Settings
The Settings page consolidates system-wide configuration into a single form. Changes take effect after clicking Save Settings.
Rate Limiting
Global rate limits protect the gateway and upstream providers from excessive traffic. Three limits can be configured:
| Setting | Default | Description |
|---|---|---|
| Requests per Minute | 60 | Maximum requests per minute across all clients |
| Requests per Hour | 1,000 | Maximum requests per hour |
| Tokens per Minute | 100,000 | Maximum total tokens processed per minute |
These are system-wide defaults. Per-provider and per-API-key rate limits (configured elsewhere) override these values for their respective scopes.
Caching
The gateway includes a semantic cache that stores and reuses responses for similar prompts, reducing latency and cost.
| Setting | Default | Description |
|---|---|---|
| Enabled | Yes | Toggle semantic caching on or off |
| TTL (seconds) | 3,600 | How long cached responses remain valid |
| Similarity Threshold | 0.95 | Minimum cosine similarity for a cache hit (0.0 to 1.0) |
A higher similarity threshold (closer to 1.0) requires prompts to be nearly identical for a cache hit. A lower threshold allows more variation but increases the risk of returning a response to a slightly different question.
Default Routing Strategy
Select the system-wide default routing strategy. This applies to any request that does not match a specific routing rule on the Routing page.
Available strategies:
- Priority
- Round Robin
- Weighted
- Least Latency
- Least Cost
- Free Tier First
- Task Optimized
- Cost Optimized
- Failover
See the Routing Configuration page for detailed descriptions of each strategy.
Allowed Providers
Select which provider types are available for use in the gateway. Unchecked providers cannot be added or activated. The full list of available provider types:
openai, anthropic, google, azure, bedrock, cohere, mistral, deepseek, groq, together-ai, fireworks, xai, cerebras, sambanova, replicate, elevenlabs, stability
Leave all checked to allow any provider type.
Allowed Models
Restrict which model IDs can be used through the gateway. Enter one model ID per line (e.g. gpt-4, claude-3-opus). Leave the field empty to allow all models.

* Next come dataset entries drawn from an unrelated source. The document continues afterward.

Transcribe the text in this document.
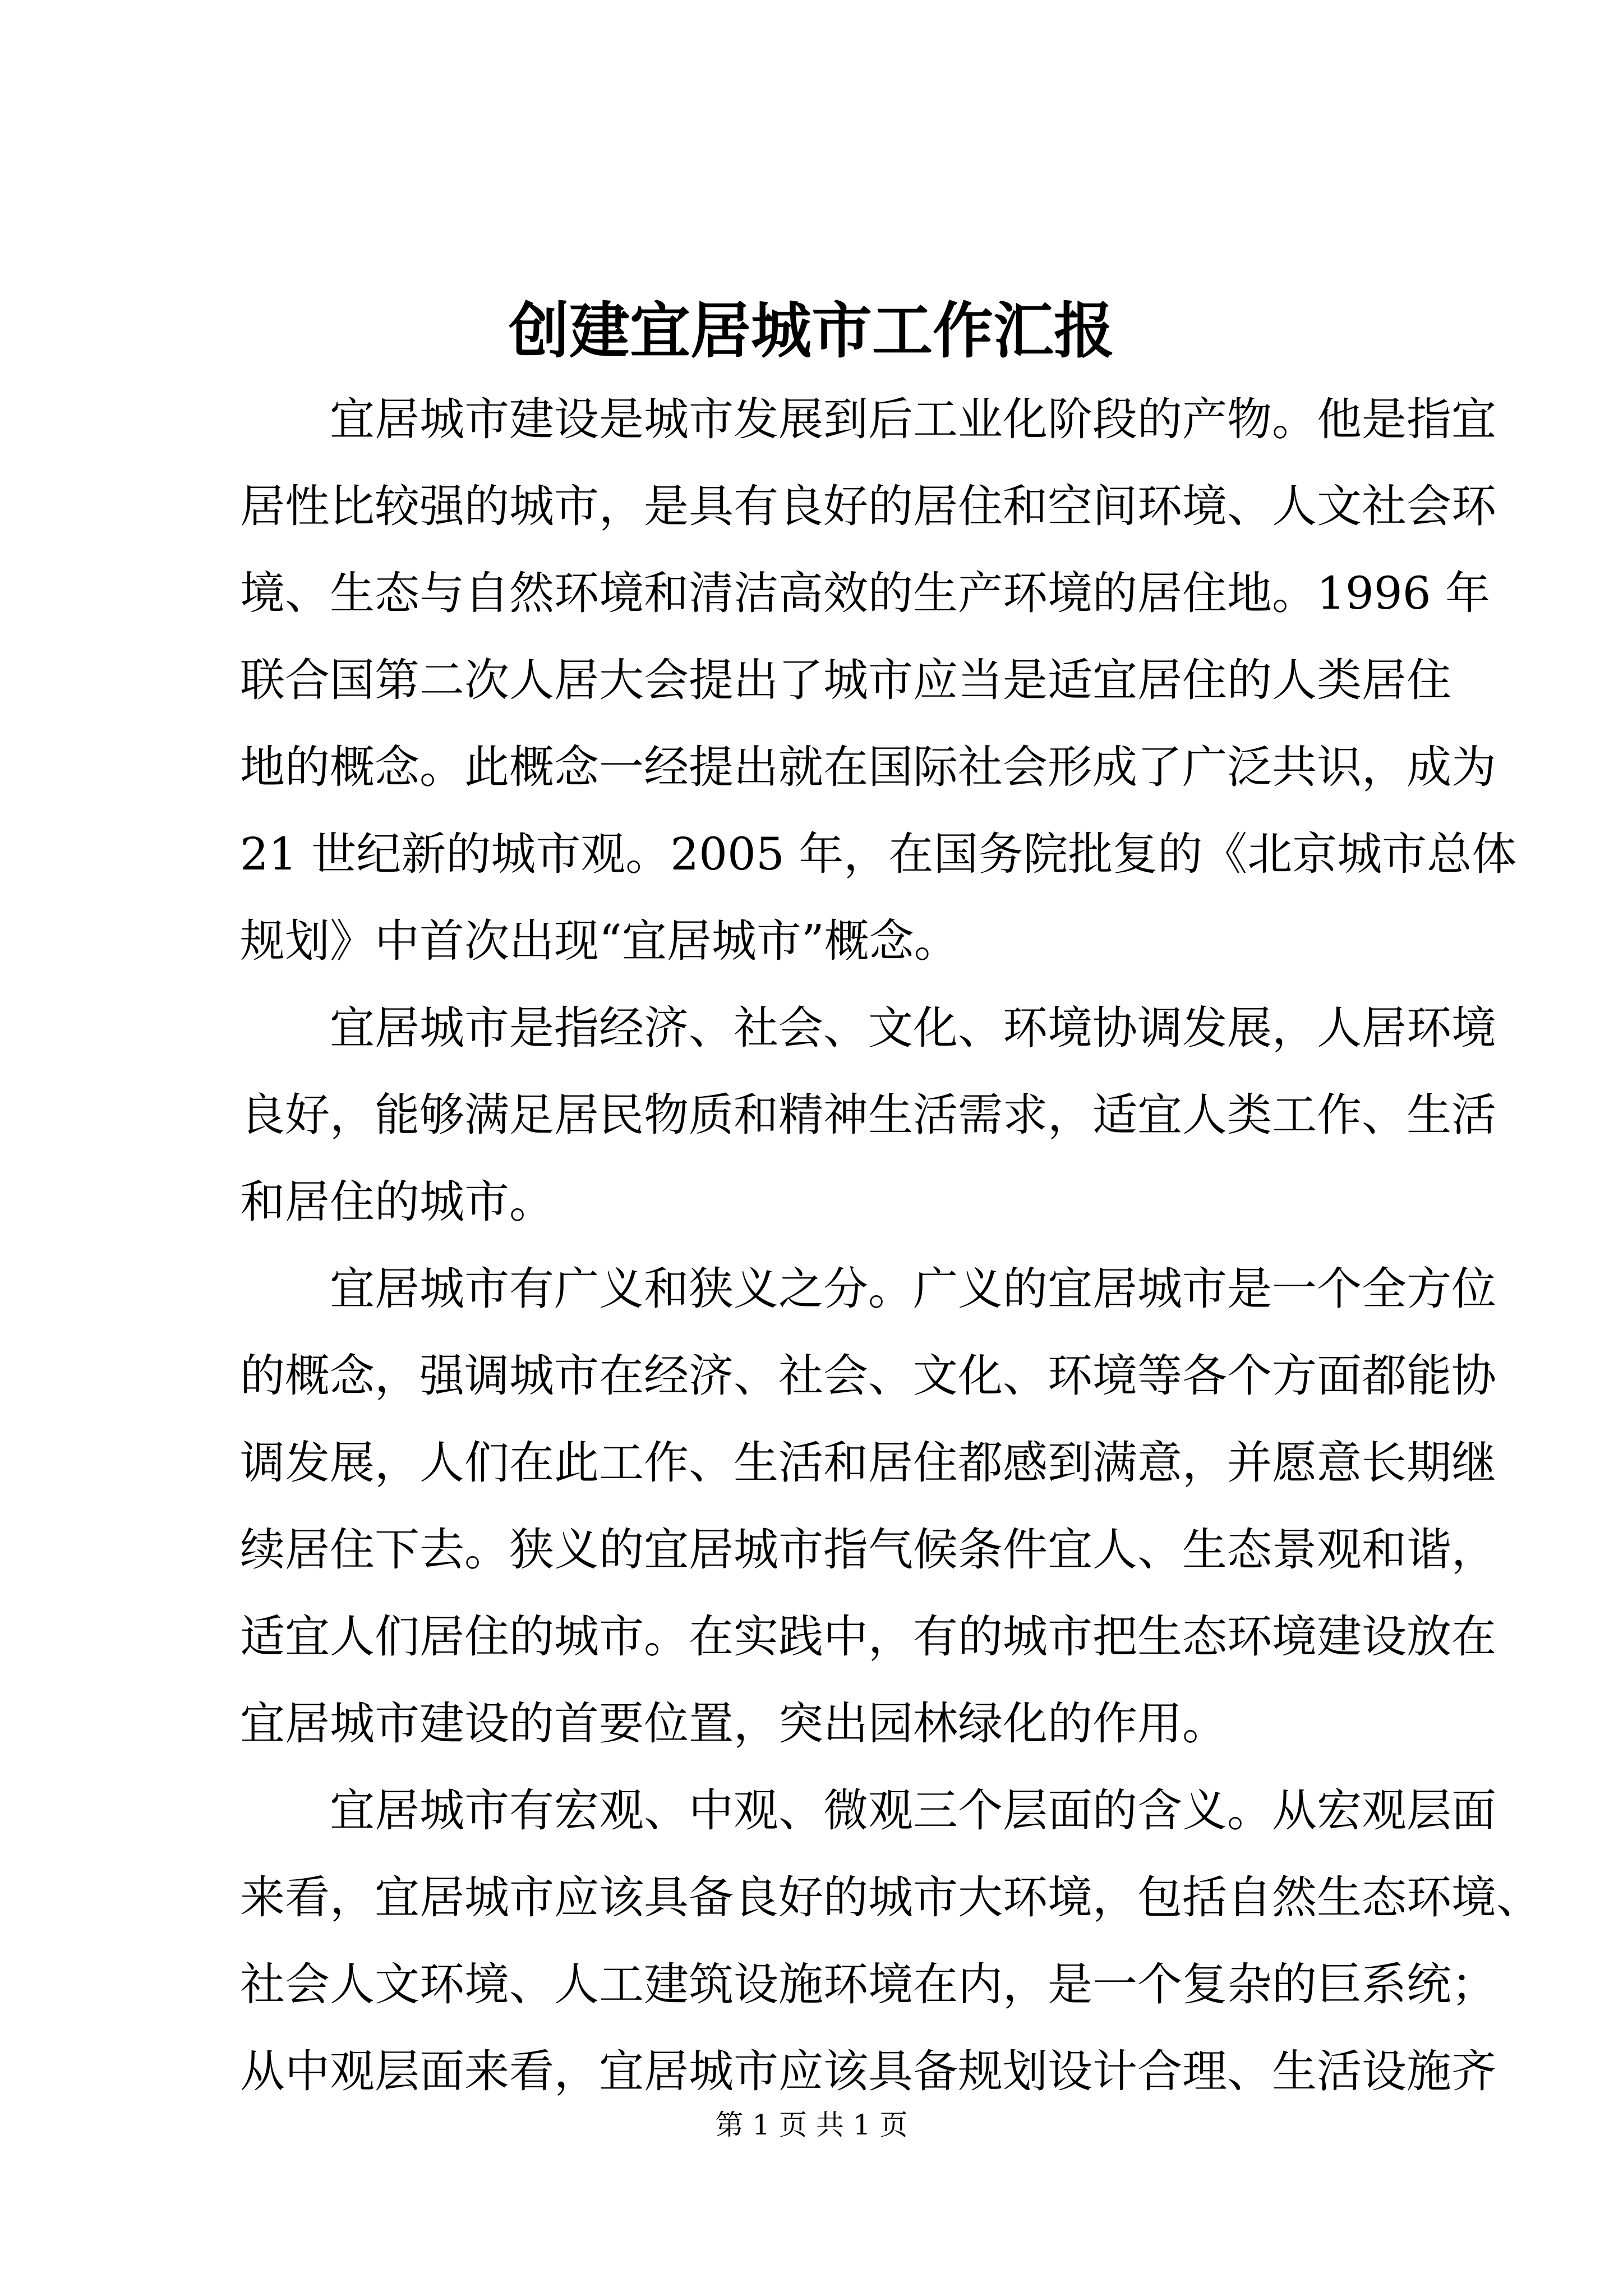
创建宜居城市工作汇报

宜居城市建设是城市发展到后工业化阶段的产物。他是指宜
居性比较强的城市，是具有良好的居住和空间环境、人文社会环
境、生态与自然环境和清洁高效的生产环境的居住地。1996 年
联合国第二次人居大会提出了城市应当是适宜居住的人类居住
地的概念。此概念一经提出就在国际社会形成了广泛共识，成为
21 世纪新的城市观。2005 年，在国务院批复的《北京城市总体
规划》中首次出现“宜居城市”概念。

宜居城市是指经济、社会、文化、环境协调发展，人居环境
良好，能够满足居民物质和精神生活需求，适宜人类工作、生活
和居住的城市。

宜居城市有广义和狭义之分。广义的宜居城市是一个全方位
的概念，强调城市在经济、社会、文化、环境等各个方面都能协
调发展，人们在此工作、生活和居住都感到满意，并愿意长期继
续居住下去。狭义的宜居城市指气候条件宜人、生态景观和谐，
适宜人们居住的城市。在实践中，有的城市把生态环境建设放在
宜居城市建设的首要位置，突出园林绿化的作用。

宜居城市有宏观、中观、微观三个层面的含义。从宏观层面
来看，宜居城市应该具备良好的城市大环境，包括自然生态环境、
社会人文环境、人工建筑设施环境在内，是一个复杂的巨系统；
从中观层面来看，宜居城市应该具备规划设计合理、生活设施齐

第 1 页 共 1 页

This acts as an allowlist — only models listed here will be routable. Combined with per-provider model registrations, this gives you two layers of control over which models are accessible.
SSO Configuration
Single Sign-On can be enabled and configured directly from the Settings page. Toggle Enable Single Sign-On and select a provider:
OIDC (OpenID Connect)
| Field | Description |
|---|---|
| Issuer URL | The OIDC discovery endpoint (e.g. https://accounts.google.com) |
| Client ID | OAuth client identifier |
| Client Secret | OAuth client secret (leave blank to keep the current value) |
| Scopes | Space-separated OIDC scopes (default: openid email profile) |
SAML 2.0
| Field | Description |
|---|---|
| IdP SSO URL | The identity provider’s single sign-on entry point |
| IdP Entity ID | The issuer identifier from your identity provider |
| IdP Signing Certificate | The X.509 certificate in PEM format used to verify SAML assertions |
SIEM Integration
Export audit logs to an external Security Information and Event Management system. Select a SIEM type and configure the connection:
| SIEM Type | Endpoint Example |
|---|---|
| Splunk HEC | https://splunk:8088/services/collector |
| Elasticsearch / ELK | https://elasticsearch:9200 |
| Webhook | https://webhook.example.com/audit |
Additional fields:
- Auth Token — Authentication credential for the SIEM endpoint
- Batch Size — Number of events per batch (1 to 1,000; default: 100)
Use the Test Connection button to verify connectivity before saving. The test result displays inline as “Connection successful” or “Connection failed.”
Saving Changes
All settings on this page are saved atomically via PUT /api/admin/settings. The Save Settings button is disabled while a save is in progress to prevent duplicate submissions.